The first condition is crucial. Before this clarification, there were interpretations that the ESM would be able to unilaterally increase Germany’s liabilities. If, for example, Italy needed help under the ESM, the remaining ESM members could have shouldered Italy’s burden according to their share of the fund’s subscribed capital. Another possible case would have been an extension of the ESM’s capital, which would have also increased Germany’s guarantees beyond the €190 billion mark.
None of this is possible after the court’s ruling. Every single euro above the limit agreed by Germany must be approved by parliament. The Bundestag cannot be bypassed by the ESM or surprised by its decisions. It has to approve every extension of its initially granted guarantees.
This is not a technicality. It is a fundamentally different mechanism than the one the EU had sought to establish. Whereas under the initial plans, the ESM could have more easily demanded more money from national governments, parliamentary majorities now have to be found for any new bailout round. With the appetite for such policies quickly diminishing, this is a potential game changer.
The judges also reflected on the question of whether the international law nature of these new treaties would lock Germany indefinitely into whatever the ESM might do in the future. Not so, says the court.
As Germany now enters the ESM with the understanding that its liability was limited and parliament would be consulted by its officials, then this is what Germany can reasonably expect from the ESM in future. If, however, it turns that these assurances were not kept, then Germany would have every right to withdraw from the ESM – even though the ESM treaty does not specify an exit procedure.
The Constitutional Court has thus delivered a ‘Yes, but’ verdict – with the ‘but’ more interesting than the preceding ‘yes’. Not only does it impose a hard budget constraint on the ESM; it even makes it possible for Germany to leave the ESM unilaterally at any time in the future when it declares its conditions are no longer met.
As if these big qualifications were not serious enough, the court, almost in passing, declared that it would analyse the legality of the ECB’s bond purchases in the near future. This was not what the court had to decide last week but regardless the judges expressed their doubts that Mario Draghi’s monetary activism was allowed under European law. It was a shot across the bow to the European Central Bank.

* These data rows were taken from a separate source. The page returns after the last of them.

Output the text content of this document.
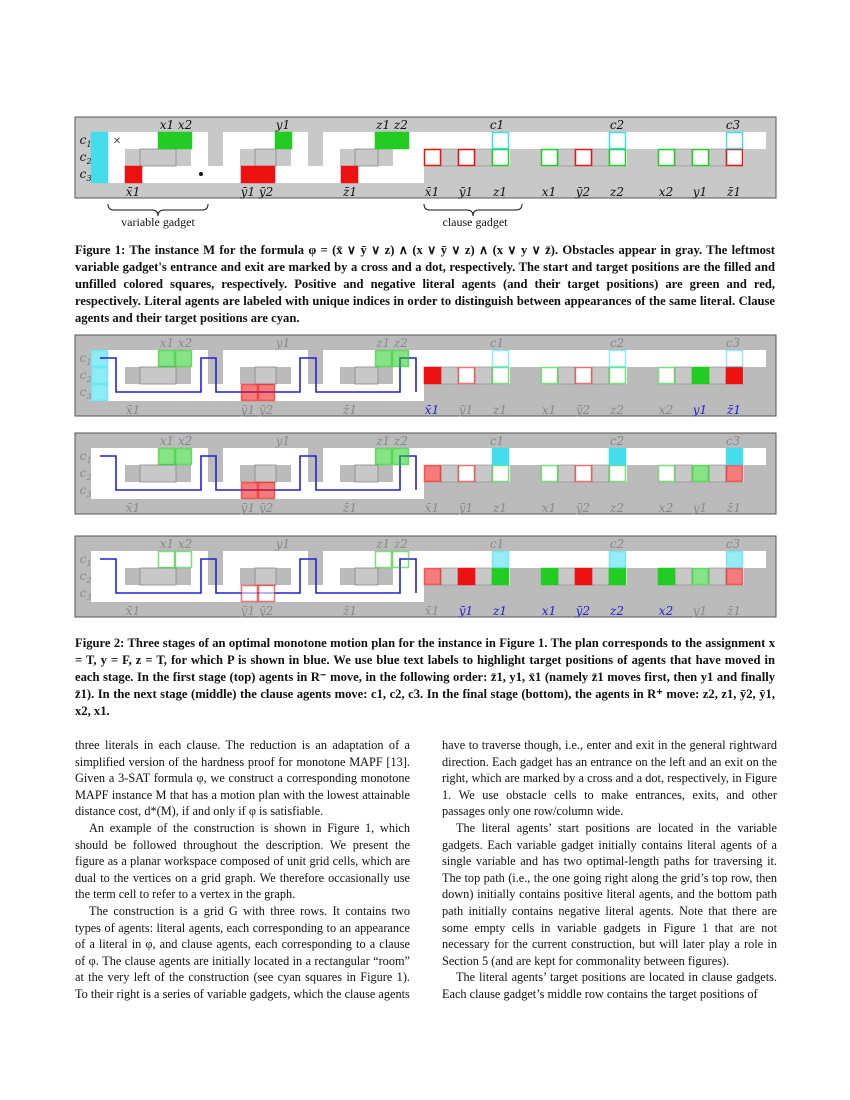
×
c 1
c 2
c 3
x1 x2	y1	z1 z2	c1	c2	c3
x̄1	ȳ1 ȳ2	z̄1	x̄1 ȳ1 z1	x1 ȳ2 z2	x2 y1 z̄1
variable gadget	clause gadget
Figure 1: The instance M for the formula φ = (x̄ ∨ ȳ ∨ z) ∧ (x ∨ ȳ ∨ z) ∧ (x ∨ y ∨ z̄). Obstacles appear in gray. The leftmost variable gadget's entrance and exit are marked by a cross and a dot, respectively. The start and target positions are the filled and unfilled colored squares, respectively. Positive and negative literal agents (and their target positions) are green and red, respectively. Literal agents are labeled with unique indices in order to distinguish between appearances of the same literal. Clause agents and their target positions are cyan.
c 1
c 2
c 3
x1 x2	y1	z1 z2	c1	c2	c3
x̄1	ȳ1 ȳ2	z̄1	x̄1 ȳ1 z1	x1 ȳ2 z2	x2 y1 z̄1
c 1
c 2
c 3
x1 x2	y1	z1 z2	c1	c2	c3
x̄1	ȳ1 ȳ2	z̄1	x̄1 ȳ1 z1	x1 ȳ2 z2	x2 y1 z̄1
c 1
c 2
c 3
x1 x2	y1	z1 z2	c1	c2	c3
x̄1	ȳ1 ȳ2	z̄1	x̄1 ȳ1 z1	x1 ȳ2 z2	x2 y1 z̄1
Figure 2: Three stages of an optimal monotone motion plan for the instance in Figure 1. The plan corresponds to the assignment x = T, y = F, z = T, for which P is shown in blue. We use blue text labels to highlight target positions of agents that have moved in each stage. In the first stage (top) agents in R⁻ move, in the following order: z̄1, y1, x̄1 (namely z̄1 moves first, then y1 and finally z̄1). In the next stage (middle) the clause agents move: c1, c2, c3. In the final stage (bottom), the agents in R⁺ move: z2, z1, ȳ2, ȳ1, x2, x1.

three literals in each clause. The reduction is an adaptation of a simplified version of the hardness proof for monotone MAPF [13]. Given a 3-SAT formula φ, we construct a corresponding monotone MAPF instance M that has a motion plan with the lowest attainable distance cost, d*(M), if and only if φ is satisfiable.

An example of the construction is shown in Figure 1, which should be followed throughout the description. We present the figure as a planar workspace composed of unit grid cells, which are dual to the vertices on a grid graph. We therefore occasionally use the term cell to refer to a vertex in the graph.

The construction is a grid G with three rows. It contains two types of agents: literal agents, each corresponding to an appearance of a literal in φ, and clause agents, each corresponding to a clause of φ. The clause agents are initially located in a rectangular “room” at the very left of the construction (see cyan squares in Figure 1). To their right is a series of variable gadgets, which the clause agents

have to traverse though, i.e., enter and exit in the general rightward direction. Each gadget has an entrance on the left and an exit on the right, which are marked by a cross and a dot, respectively, in Figure 1. We use obstacle cells to make entrances, exits, and other passages only one row/column wide.

The literal agents’ start positions are located in the variable gadgets. Each variable gadget initially contains literal agents of a single variable and has two optimal-length paths for traversing it. The top path (i.e., the one going right along the grid’s top row, then down) initially contains positive literal agents, and the bottom path path initially contains negative literal agents. Note that there are some empty cells in variable gadgets in Figure 1 that are not necessary for the current construction, but will later play a role in Section 5 (and are kept for commonality between figures).

The literal agents’ target positions are located in clause gadgets. Each clause gadget’s middle row contains the target positions of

Going through the judgment it is hard not to be struck by the contrast between what the media thought the court had decided and what it actually said. There is no blank cheque in the decision but lots of qualifications, demands for assurances and legal opinions on the legality of the euro rescue policies.
No, Germany’s highest court did not provide its unqualified seal of approval to the ESM, the Fiscal Compact let alone the ECB’s monetary activism. What it actually did was create enough loopholes for a future German government to pull Germany out of the eurozone.
Dr Oliver Marc Hartwich is the Executive Director of The New Zealand Initiative.